Integrating Hybrid Statistical and Unsupervised LSTM-Guided Feature Extraction for Breast Cancer Detection

Authors

  • De Rosal Ignatius Moses Setiadi Universitas Dian Nuswantoro https://orcid.org/0000-0001-6615-4457
  • Arnold Adimabua Ojugo Federal University of Petroleum Resources Effurun
  • Octara Pribadi STMIK TIME
  • Etika Kartikadarma Universitas Dian Nuswantoro
  • Bimo Haryo Setyoko Universitas Islam Negeri Salatiga
  • Suyud Widiono Universitas Teknologi Yogyakarta
  • Robet Robet STMIK TIME
  • Tabitha Chukwudi Aghaunor Robert Morris University
  • Eferhire Valentine Ugbotu University of Salford

DOI:

https://doi.org/10.62411/jcta.12698

Keywords:

Breast cancer detection, Ensemble feature selection, Feature fusion, Healthcare AI, Imbalance problem, Interpretable machine learning, Unsupervised LSTM

Abstract

Breast cancer is the most prevalent cancer among women worldwide, requiring early and accurate diagnosis to reduce mortality. This study proposes a hybrid classification pipeline that integrates Hybrid Statistical Feature Selection (HSFS) with unsupervised LSTM-guided feature extraction for breast cancer detection using the Wisconsin Diagnostic Breast Cancer (WDBC) dataset. Initially, 20 features were selected using HSFS based on Mutual Information, Chi-square, and Pearson Correlation. To address class imbalance, the training set was balanced using the Synthetic Minority Over-sampling Technique (SMOTE). Subsequently, an LSTM encoder extracted non-linear latent features from the selected features.

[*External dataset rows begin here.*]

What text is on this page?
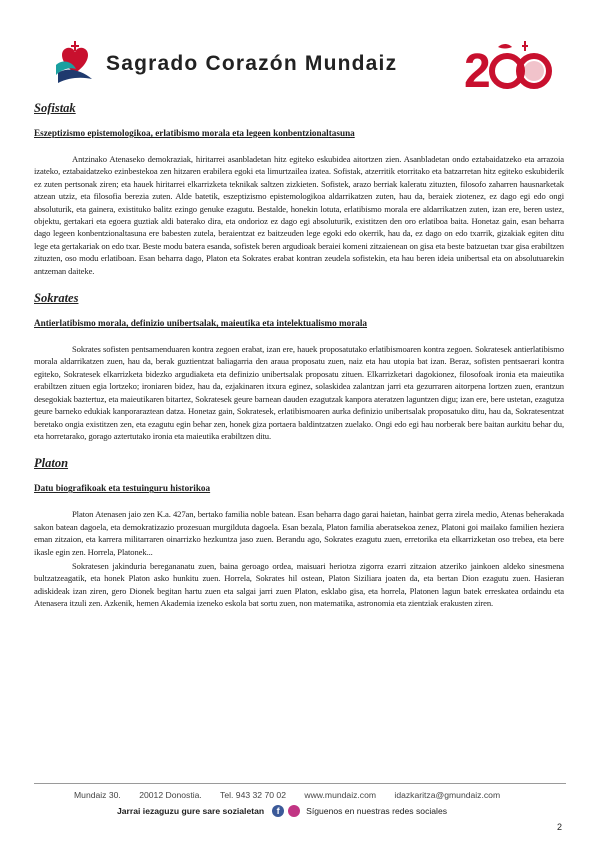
Sagrado Corazón Mundaiz 2
Sofistak
Eszeptizismo epistemologikoa, erlatibismo morala eta legeen konbentzionaltasuna

Antzinako Atenaseko demokraziak, hiritarrei asanbladetan hitz egiteko eskubidea aitortzen zien. Asanbladetan ondo eztabaidatzeko eta arrazoia izateko, eztabaidatzeko ezinbestekoa zen hitzaren erabilera egoki eta limurtzailea izatea. Sofistak, atzerritik etorritako eta batzarretan hitz egiteko eskubiderik ez zuten pertsonak ziren; eta hauek hiritarrei elkarrizketa teknikak saltzen zizkieten. Sofistek, arazo berriak kaleratu zituzten, filosofo zaharren hausnarketak atzean utziz, eta filosofia berezia zuten. Alde batetik, eszeptizismo epistemologikoa aldarrikatzen zuten, hau da, beraiek ziotenez, ez dago egi edo ongi absoluturik, eta gainera, existituko balitz ezingo genuke ezagutu. Bestalde, honekin lotuta, erlatibismo morala ere aldarrikatzen zuten, izan ere, beren ustez, objektu, gertakari eta egoera guztiak aldi baterako dira, eta ondorioz ez dago egi absoluturik, existitzen den oro erlatiboa baita. Honetaz gain, esan beharra dago legeen konbentzionaltasuna ere babesten zutela, beraientzat ez baitzeuden lege egoki edo okerrik, hau da, ez dago on edo txarrik, gizakiak egiten ditu lege eta gertakariak on edo txar. Beste modu batera esanda, sofistek beren argudioak beraiei komeni zitzaienean on gisa eta beste batzuetan txar gisa erabiltzen zituzten, oso modu erlatiboan. Esan beharra dago, Platon eta Sokrates erabat kontran zeudela sofistekin, eta hau beren ideia unibertsal eta on absolutuarekin antzeman daiteke.

Sokrates
Antierlatibismo morala, definizio unibertsalak, maieutika eta intelektualismo morala

Sokrates sofisten pentsamenduaren kontra zegoen erabat, izan ere, hauek proposatutako erlatibismoaren kontra zegoen. Sokratesek antierlatibismo morala aldarrikatzen zuen, hau da, berak guztientzat baliagarria den araua proposatu zuen, naiz eta hau utopia bat izan. Beraz, sofisten pentsaerari kontra egiteko, Sokratesek elkarrizketa bidezko argudiaketa eta definizio unibertsalak proposatu zituen. Elkarrizketari dagokionez, filosofoak ironia eta maieutika erabiltzen zituen egia lortzeko; ironiaren bidez, hau da, ezjakinaren itxura eginez, solaskidea zalantzan jarri eta gezurraren aitorpena lortzen zuen, erantzun desegokiak baztertuz, eta maieutikaren bitartez, Sokratesek geure barnean dauden ezagutzak kanpora ateratzen laguntzen digu; izan ere, bere ustetan, ezagutza geure barneko edukiak kanporaraztean datza. Honetaz gain, Sokratesek, erlatibismoaren aurka definizio unibertsalak proposatuko ditu, hau da, Sokratesentzat beretako ongia existitzen zen, eta ezagutu egin behar zen, honek giza portaera baldintzatzen zuelako. Ongi edo egi hau norberak bere baitan aurkitu behar du, eta horretarako, gorago aztertutako ironia eta maieutika erabiltzen ditu.

Platon
Datu biografikoak eta testuinguru historikoa

Platon Atenasen jaio zen K.a. 427an, bertako familia noble batean. Esan beharra dago garai haietan, hainbat gerra zirela medio, Atenas beherakada sakon batean dagoela, eta demokratizazio prozesuan murgilduta dagoela. Esan bezala, Platon familia aberatsekoa zenez, Platoni goi mailako familien heziera eman zitzaion, eta karrera militarraren oinarrizko hezkuntza jaso zuen. Berandu ago, Sokrates ezagutu zuen, erretorika eta elkarrizketan oso trebea, eta bere ikasle egin zen. Horrela, Platonek...

Sokratesen jakinduria beregananatu zuen, baina geroago ordea, maisuari heriotza zigorra ezarri zitzaion atzeriko jainkoen aldeko sinesmena bultzatzeagatik, eta honek Platon asko hunkitu zuen. Horrela, Sokrates hil ostean, Platon Siziliara joaten da, eta bertan Dion ezagutu zuen. Hasieran adiskideak izan ziren, gero Dionek begitan hartu zuen eta salgai jarri zuen Platon, esklabo gisa, eta horrela, Platonen lagun batek erreskatea ordaindu eta Atenasera itzuli zen. Azkenik, hemen Akademia izeneko eskola bat sortu zuen, non matematika, astronomia eta zientziak erakusten ziren.

Mundaiz 30. 20012 Donostia. Tel. 943 32 70 02 www.mundaiz.com idazkaritza@gmundaiz.com
Jarrai iezaguzu gure sare sozialetan	f	Síguenos en nuestras redes sociales
2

A fusion strategy was applied by concatenating the statistical and latent features, followed by re-selection of the top 30 features. The final classification was performed using a Support Vector Machine (SVM) with RBF kernel and evaluated using 5-fold cross-validation and a held-out test set. Experimental results showed that the proposed method achieved an average training accuracy of 98.13%, F1-score of 98.13%, and AUC-ROC of 99.55%. On the held-out test set, the model reached an accuracy of 99.30%, precision of 100%, and F1-score of 99.05%, with an AUC-ROC of 0.9973. The proposed pipeline demonstrates improved generalization and interpretability compared to existing methods such as LightGBM-PSO, DHH-GRU, and ensemble deep networks. These results highlight the effectiveness of combining statistical selection and LSTM-based latent feature encoding in a balanced classification framework.

Author Biographies

De Rosal Ignatius Moses Setiadi, Universitas Dian Nuswantoro

Faculty of Computer Science, Universitas Dian Nuswantoro, Semarang 50131, Indonesia

Arnold Adimabua Ojugo, Federal University of Petroleum Resources Effurun

Department of Computer Science, Federal University of Petroleum Resources Effurun, Delta State 330102, Nigeria

Octara Pribadi, STMIK TIME

Department of Informatics Engineering, STMIK TIME, Medan 20212, Indonesia

Etika Kartikadarma , Universitas Dian Nuswantoro

Faculty of Computer Science, Universitas Dian Nuswantoro, Semarang 50131, Indonesia

Bimo Haryo Setyoko, Universitas Islam Negeri Salatiga

Pusat Teknologi Informasi dan Pangkalan Data, Universitas Islam Negeri Salatiga, Salatiga 50716, Indonesia

Suyud Widiono, Universitas Teknologi Yogyakarta

Department of Computer Engineering, Faculty of Science and Technology, Universitas Teknologi Yogyakarta, Yogyakarta 55285

Robet Robet, STMIK TIME

Department of Informatics Engineering, STMIK TIME, Medan 20212, Indonesia

Tabitha Chukwudi Aghaunor, Robert Morris University

Department of Computer Science, School of Data Intelligence and Technology, Robert Morris University, Pittsburgh, PA 15108, United States

Eferhire Valentine Ugbotu, University of Salford

Department of Data Science, College of Science and Engineering, University of Salford, Manchester M5 4WT, United Kingdom

References

D. S. Stamoulis and C. Papachristopoulou, “Artificial Intelligence in Radiology, Emergency, and Remote Healthcare: A Snapshot of Present and Future Applications,” J. Futur. Artif. Intell. Technol., vol. 1, no. 3, pp. 228–234, Oct. 2024, doi: 10.62411/faith.3048-3719-38.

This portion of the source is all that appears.